– Лошади напоминают мне не очень умных, но добрых, терпеливых людей. Которые связались с дрянными и поделать ничего не могут. Возят грузы, возят пассажиров, в цирке служат. Такие штуки там откалывают, мамочки! – Вдруг оживилось совиное личико: – С нами служили наездники Джиоевы…
– Это когда ты Икаром был?
– Сыном, а не Икаром, – серьезно поправил Нефедов. – Наш гимнастический номер назывался «Икар и сыновья».
– А Джиоевы тоже, что ли, сыновья?
– Братья. Если не брехали. Кто их, абреков, знает. Может, такие же братья, как мы сыновья. Даже не однофамильцы. Не суть. Что их кони вытворяли! Только что человеческим голосом не говорили.

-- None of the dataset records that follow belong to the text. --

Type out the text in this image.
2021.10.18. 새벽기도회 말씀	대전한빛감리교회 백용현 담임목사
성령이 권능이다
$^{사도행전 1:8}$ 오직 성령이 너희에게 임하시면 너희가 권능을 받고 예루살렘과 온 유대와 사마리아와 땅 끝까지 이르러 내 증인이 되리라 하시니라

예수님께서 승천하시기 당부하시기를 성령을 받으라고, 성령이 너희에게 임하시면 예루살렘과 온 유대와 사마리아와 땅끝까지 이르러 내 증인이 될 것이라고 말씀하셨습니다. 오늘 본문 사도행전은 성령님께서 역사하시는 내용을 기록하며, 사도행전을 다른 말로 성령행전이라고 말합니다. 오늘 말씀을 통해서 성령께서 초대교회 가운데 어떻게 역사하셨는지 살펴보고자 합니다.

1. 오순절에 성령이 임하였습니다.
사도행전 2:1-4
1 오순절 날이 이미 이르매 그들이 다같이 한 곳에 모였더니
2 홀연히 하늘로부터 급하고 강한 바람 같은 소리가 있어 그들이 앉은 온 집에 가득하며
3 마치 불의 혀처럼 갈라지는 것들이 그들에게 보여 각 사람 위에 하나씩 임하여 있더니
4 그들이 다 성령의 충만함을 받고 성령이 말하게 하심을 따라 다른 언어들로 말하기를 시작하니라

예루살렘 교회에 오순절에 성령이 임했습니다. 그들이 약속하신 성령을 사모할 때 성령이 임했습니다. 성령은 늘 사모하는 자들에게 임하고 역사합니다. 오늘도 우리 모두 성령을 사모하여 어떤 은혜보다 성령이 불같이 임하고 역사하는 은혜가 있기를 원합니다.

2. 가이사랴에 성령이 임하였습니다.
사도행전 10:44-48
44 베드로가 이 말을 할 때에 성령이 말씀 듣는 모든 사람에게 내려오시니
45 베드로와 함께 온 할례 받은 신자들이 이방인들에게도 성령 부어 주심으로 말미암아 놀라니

– А ты говоришь, не очень умные.
– Потому и говорю: не очень умные. Были бы умные, давно дали бы этим братьям копытом по морде и ускакали бы, – он отхлебнул пива, – своим умом жить.
Эта пивная на Загородном нравилась обоим за постоянный шум и толчею. Подавальщицы в несвежих фартуках были настолько утомлены разнообразием жизни, что добиться их внимания было невозможно. Посетители торчали вокруг высоких, на американский манер, столиков и галдели. Обсуждай что хочешь – никто не услышит. Зайцев сам себя едва слышал. Здесь можно было не опасаться чужих ушей. Нефедов наклонился к нему ближе:
– А что собачки-то?
– У нас сейчас лошадки первой очередью.
– Поют?
– Сам как думаешь?
– Один из абреков, Джиоевых этих, помню, бабу зарезал. Ну не зарезал, а так, напугал. Ну не совсем бабу, а лилипутку. Любовь у них была. Может, не любовь, а шуры-муры, поскольку баба эта жила постоянно с коверным. Ну не то чтобы жила…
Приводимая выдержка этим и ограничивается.